We decided to go to the LDS Madrid temple that evening. It was really easy to get to and we had a great time.
On the way home we had more of those golden, warm, Spanish rings of deliciousness, a.k.a churros. By the way, they look very differently than the churros that you can buy at carnivals in America. They are much thinner and are in the shape of a ring. The next day we went to the Palacio Real de Madrid, which is the official residence of the king of Spain that is still used for formal events. It was forbidden to take photos inside the palace, so I only have photos of the exterior of the palace to share.
There were a lot of peacocks wandering through the grounds. I always forget how beautiful peacocks are until I see them. They are gorgeous, and if you are science nerds like Scooter and I, it is fun to theorize about their evolution. Evolutionarily, they just don't make sense.
Next we went to the Reina Sofía Museum, which holds a huge collection of contemporary art. It also holds the mural by Picasso which is arguably the most important work of modern art,
Guernica.

Then we went to another art museum called the
Prado National Museum. It was another amazing museum, but I particularly liked the work by Velázquez called
Las Meninas.

We went and sampled that strange dry-cured uncooked ham that Spain is famous for called
jamón. Scooter loved it, I didn't.

Near the Prado museum there was one of the coolest buildings that we had ever seen. From the front it looked like a regular structure, but the side of it was totally covered in vegetation of various kinds. It was obvious that it had been planted in specific patterns. We are not sure how it grows, where the dirt is, etc., but it was visually stunning.

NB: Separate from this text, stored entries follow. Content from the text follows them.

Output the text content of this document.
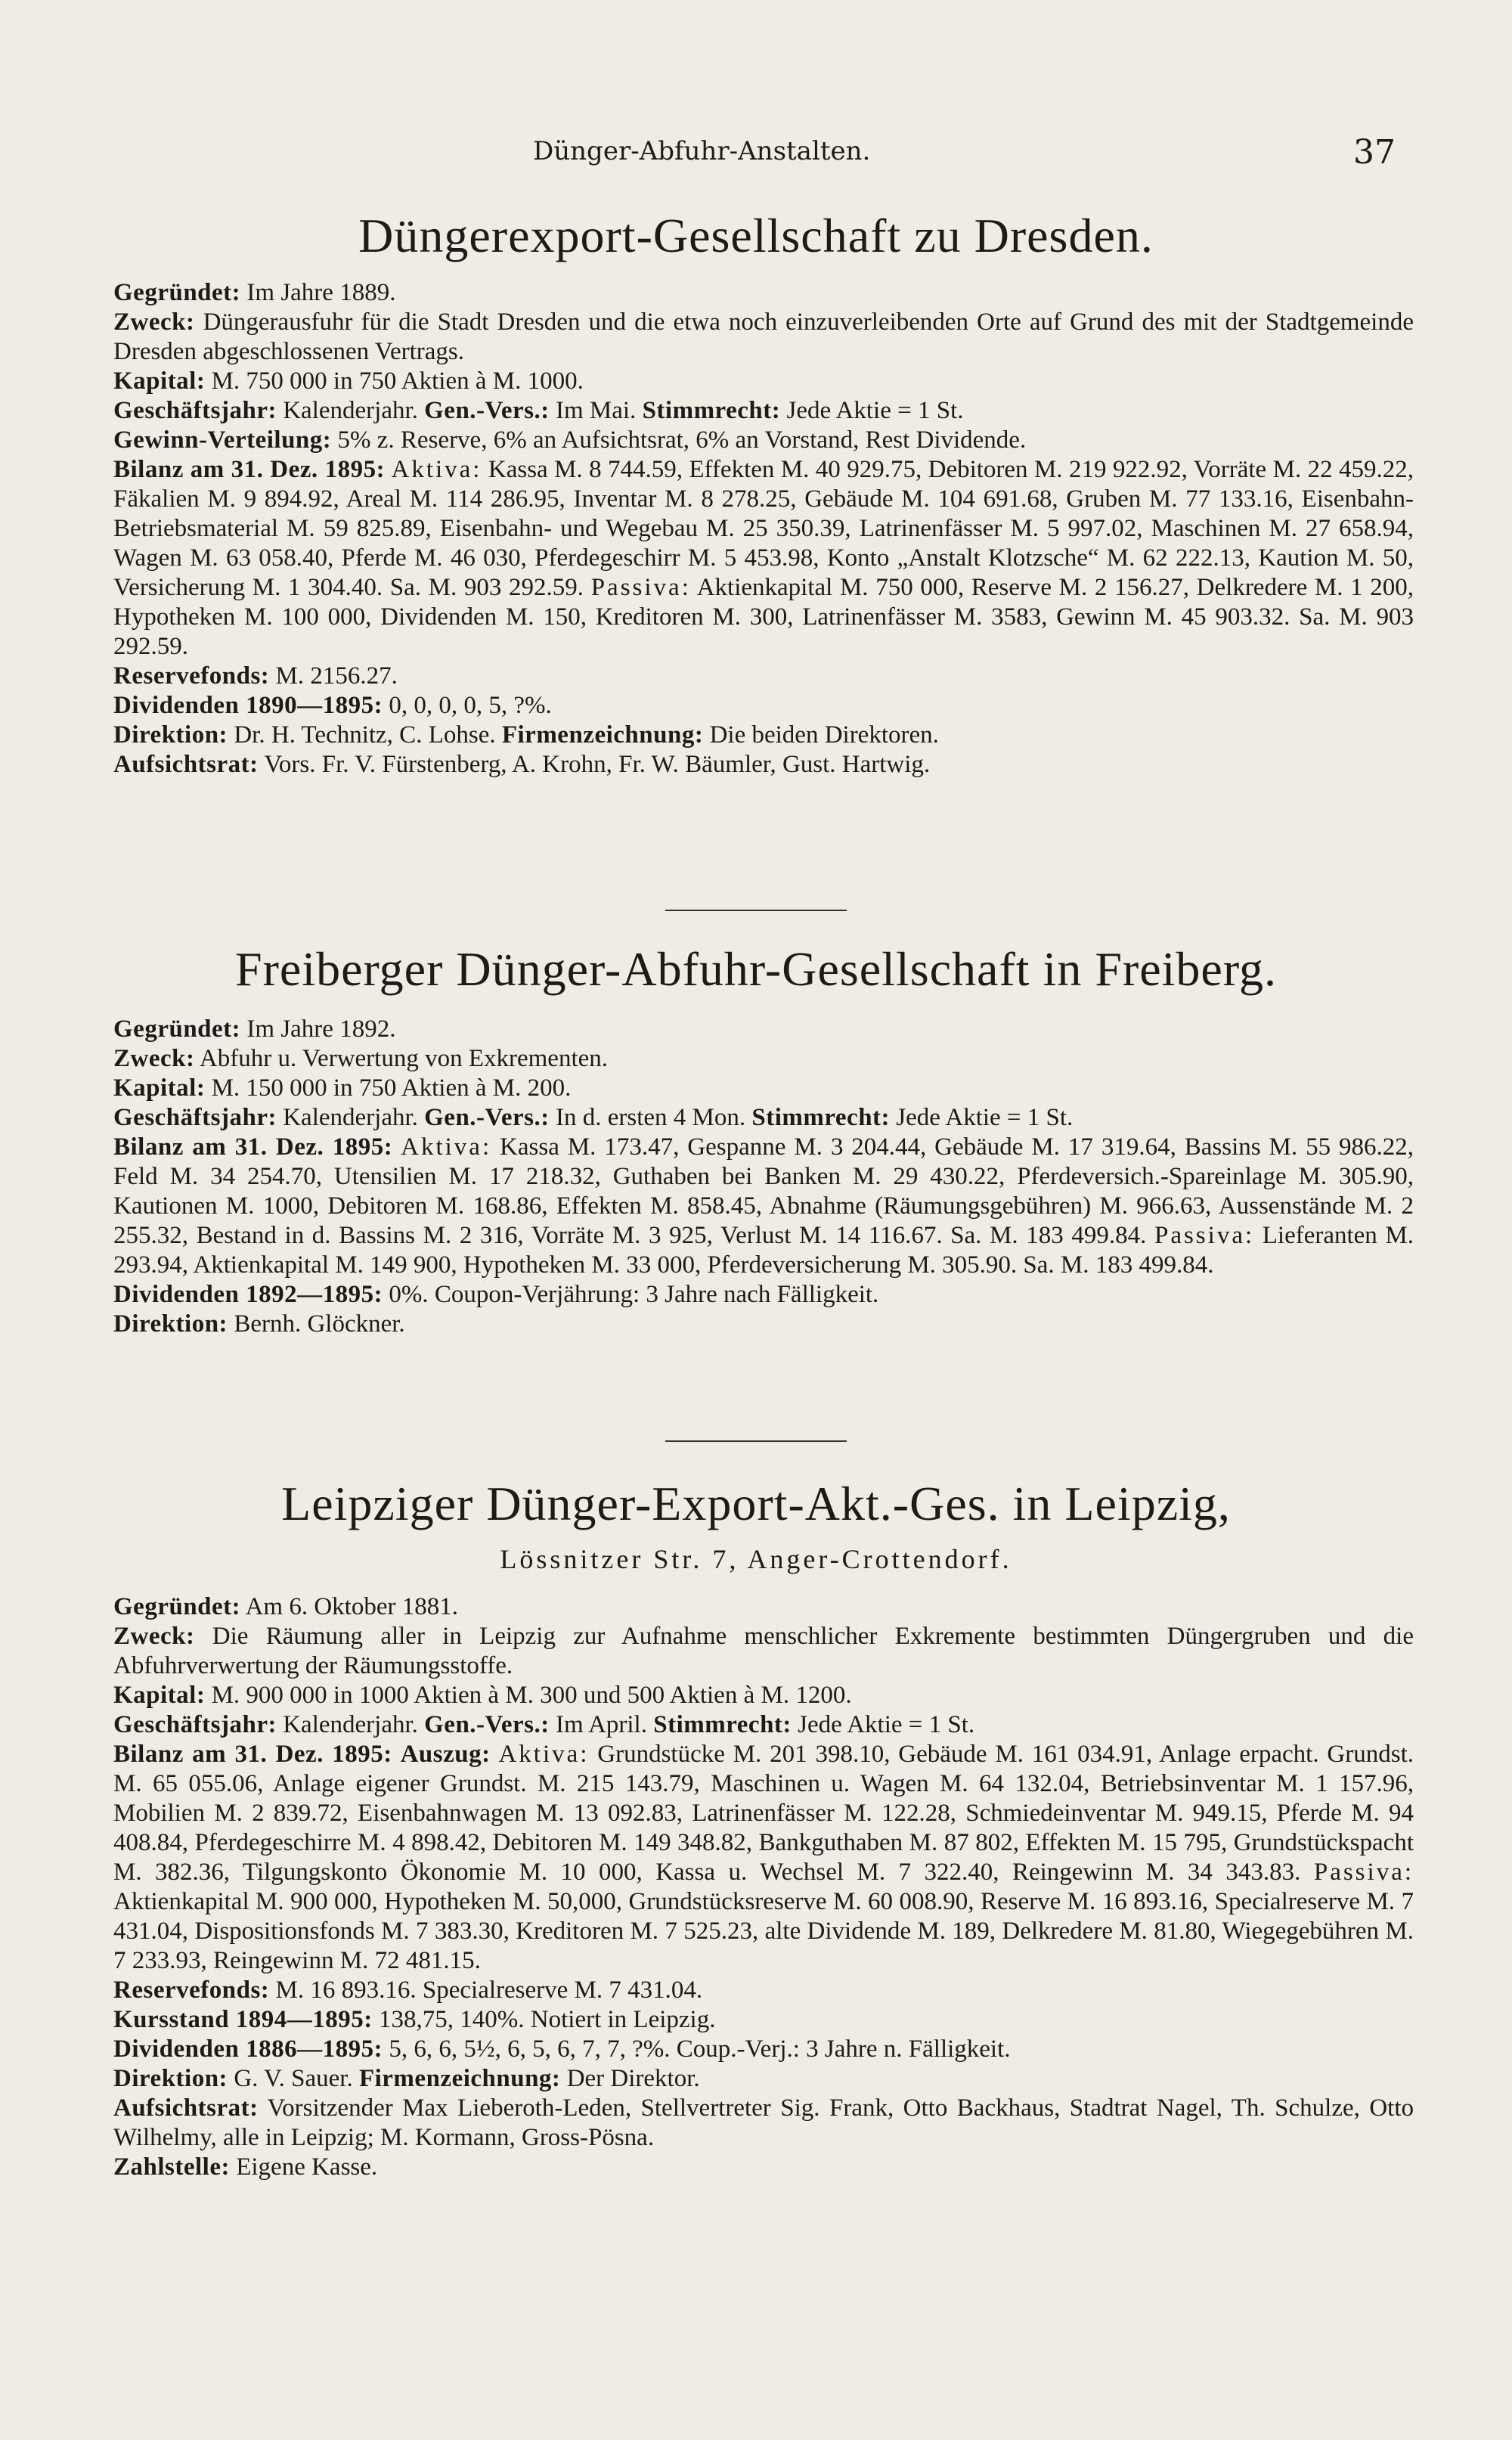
Dünger-Abfuhr-Anstalten.	37
Düngerexport-Gesellschaft zu Dresden.

Gegründet: Im Jahre 1889.

Zweck: Düngerausfuhr für die Stadt Dresden und die etwa noch einzuverleibenden Orte auf Grund des mit der Stadtgemeinde Dresden abgeschlossenen Vertrags.

Kapital: M. 750 000 in 750 Aktien à M. 1000.

Geschäftsjahr: Kalenderjahr. Gen.-Vers.: Im Mai. Stimmrecht: Jede Aktie = 1 St.

Gewinn-Verteilung: 5% z. Reserve, 6% an Aufsichtsrat, 6% an Vorstand, Rest Dividende.

Bilanz am 31. Dez. 1895: Aktiva: Kassa M. 8 744.59, Effekten M. 40 929.75, Debitoren M. 219 922.92, Vorräte M. 22 459.22, Fäkalien M. 9 894.92, Areal M. 114 286.95, Inventar M. 8 278.25, Gebäude M. 104 691.68, Gruben M. 77 133.16, Eisenbahn-Betriebsmaterial M. 59 825.89, Eisenbahn- und Wegebau M. 25 350.39, Latrinenfässer M. 5 997.02, Maschinen M. 27 658.94, Wagen M. 63 058.40, Pferde M. 46 030, Pferdegeschirr M. 5 453.98, Konto „Anstalt Klotzsche“ M. 62 222.13, Kaution M. 50, Versicherung M. 1 304.40. Sa. M. 903 292.59. Passiva: Aktienkapital M. 750 000, Reserve M. 2 156.27, Delkredere M. 1 200, Hypotheken M. 100 000, Dividenden M. 150, Kreditoren M. 300, Latrinenfässer M. 3583, Gewinn M. 45 903.32. Sa. M. 903 292.59.

Reservefonds: M. 2156.27.

Dividenden 1890—1895: 0, 0, 0, 0, 5, ?%.

Direktion: Dr. H. Technitz, C. Lohse. Firmenzeichnung: Die beiden Direktoren.

Aufsichtsrat: Vors. Fr. V. Fürstenberg, A. Krohn, Fr. W. Bäumler, Gust. Hartwig.

Freiberger Dünger-Abfuhr-Gesellschaft in Freiberg.

Gegründet: Im Jahre 1892.

Zweck: Abfuhr u. Verwertung von Exkrementen.

Kapital: M. 150 000 in 750 Aktien à M. 200.

Geschäftsjahr: Kalenderjahr. Gen.-Vers.: In d. ersten 4 Mon. Stimmrecht: Jede Aktie = 1 St.

Bilanz am 31. Dez. 1895: Aktiva: Kassa M. 173.47, Gespanne M. 3 204.44, Gebäude M. 17 319.64, Bassins M. 55 986.22, Feld M. 34 254.70, Utensilien M. 17 218.32, Guthaben bei Banken M. 29 430.22, Pferdeversich.-Spareinlage M. 305.90, Kautionen M. 1000, Debitoren M. 168.86, Effekten M. 858.45, Abnahme (Räumungsgebühren) M. 966.63, Aussenstände M. 2 255.32, Bestand in d. Bassins M. 2 316, Vorräte M. 3 925, Verlust M. 14 116.67. Sa. M. 183 499.84. Passiva: Lieferanten M. 293.94, Aktienkapital M. 149 900, Hypotheken M. 33 000, Pferdeversicherung M. 305.90. Sa. M. 183 499.84.

Dividenden 1892—1895: 0%. Coupon-Verjährung: 3 Jahre nach Fälligkeit.

Direktion: Bernh. Glöckner.

Leipziger Dünger-Export-Akt.-Ges. in Leipzig,
Lössnitzer Str. 7, Anger-Crottendorf.

Gegründet: Am 6. Oktober 1881.

Zweck: Die Räumung aller in Leipzig zur Aufnahme menschlicher Exkremente bestimmten Düngergruben und die Abfuhrverwertung der Räumungsstoffe.

Kapital: M. 900 000 in 1000 Aktien à M. 300 und 500 Aktien à M. 1200.

Geschäftsjahr: Kalenderjahr. Gen.-Vers.: Im April. Stimmrecht: Jede Aktie = 1 St.

Bilanz am 31. Dez. 1895: Auszug: Aktiva: Grundstücke M. 201 398.10, Gebäude M. 161 034.91, Anlage erpacht. Grundst. M. 65 055.06, Anlage eigener Grundst. M. 215 143.79, Maschinen u. Wagen M. 64 132.04, Betriebsinventar M. 1 157.96, Mobilien M. 2 839.72, Eisenbahnwagen M. 13 092.83, Latrinenfässer M. 122.28, Schmiedeinventar M. 949.15, Pferde M. 94 408.84, Pferdegeschirre M. 4 898.42, Debitoren M. 149 348.82, Bankguthaben M. 87 802, Effekten M. 15 795, Grundstückspacht M. 382.36, Tilgungskonto Ökonomie M. 10 000, Kassa u. Wechsel M. 7 322.40, Reingewinn M. 34 343.83. Passiva: Aktienkapital M. 900 000, Hypotheken M. 50,000, Grundstücksreserve M. 60 008.90, Reserve M. 16 893.16, Specialreserve M. 7 431.04, Dispositionsfonds M. 7 383.30, Kreditoren M. 7 525.23, alte Dividende M. 189, Delkredere M. 81.80, Wiegegebühren M. 7 233.93, Reingewinn M. 72 481.15.

Reservefonds: M. 16 893.16. Specialreserve M. 7 431.04.

Kursstand 1894—1895: 138,75, 140%. Notiert in Leipzig.

Dividenden 1886—1895: 5, 6, 6, 5½, 6, 5, 6, 7, 7, ?%. Coup.-Verj.: 3 Jahre n. Fälligkeit.

Direktion: G. V. Sauer. Firmenzeichnung: Der Direktor.

Aufsichtsrat: Vorsitzender Max Lieberoth-Leden, Stellvertreter Sig. Frank, Otto Backhaus, Stadtrat Nagel, Th. Schulze, Otto Wilhelmy, alle in Leipzig; M. Kormann, Gross-Pösna.

Zahlstelle: Eigene Kasse.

We went to see the arena where the bull fights take place in summer. We were going to go inside, but a travelling circus had taken over the entire complex, so we didn't.

That night we walked around and went to a Christmas market in the Plaza Mayor. The lights, like in Barcelona, were stunning. The people in Barcelona and Madrid stay up really late. They don't even eat dinner until around ten o'clock. Even the stores were open late, so even at midnight the streets were still packed with holiday shoppers. It was a huge contrast to England where everything except grocery stores close by six.

The next day we went to the
Thyssen-Bornemisza Museum in the morning. The entire collection was owned by one family, which is amazing to think about considering that it seemed like there were works by a few major artists from every time period. After that we took a day-trip to Toledo, which I will write about in the next post. When we got back to Madrid that night we just walked around enjoying the Christmas spirit. We came across this square that was full of these "blinking" eyes. They looked a bit too eerie to be Christmas lights.

2 comments:
I have enjoyed reading about all of your adventures and seeing the great photos of the trip. Thanks for sharing! Love, Aunt Janis
Madrid looks like a great place to visit. As a scientist, ostriches do make sense evolutionarily speaking - you and I just don't know what it is.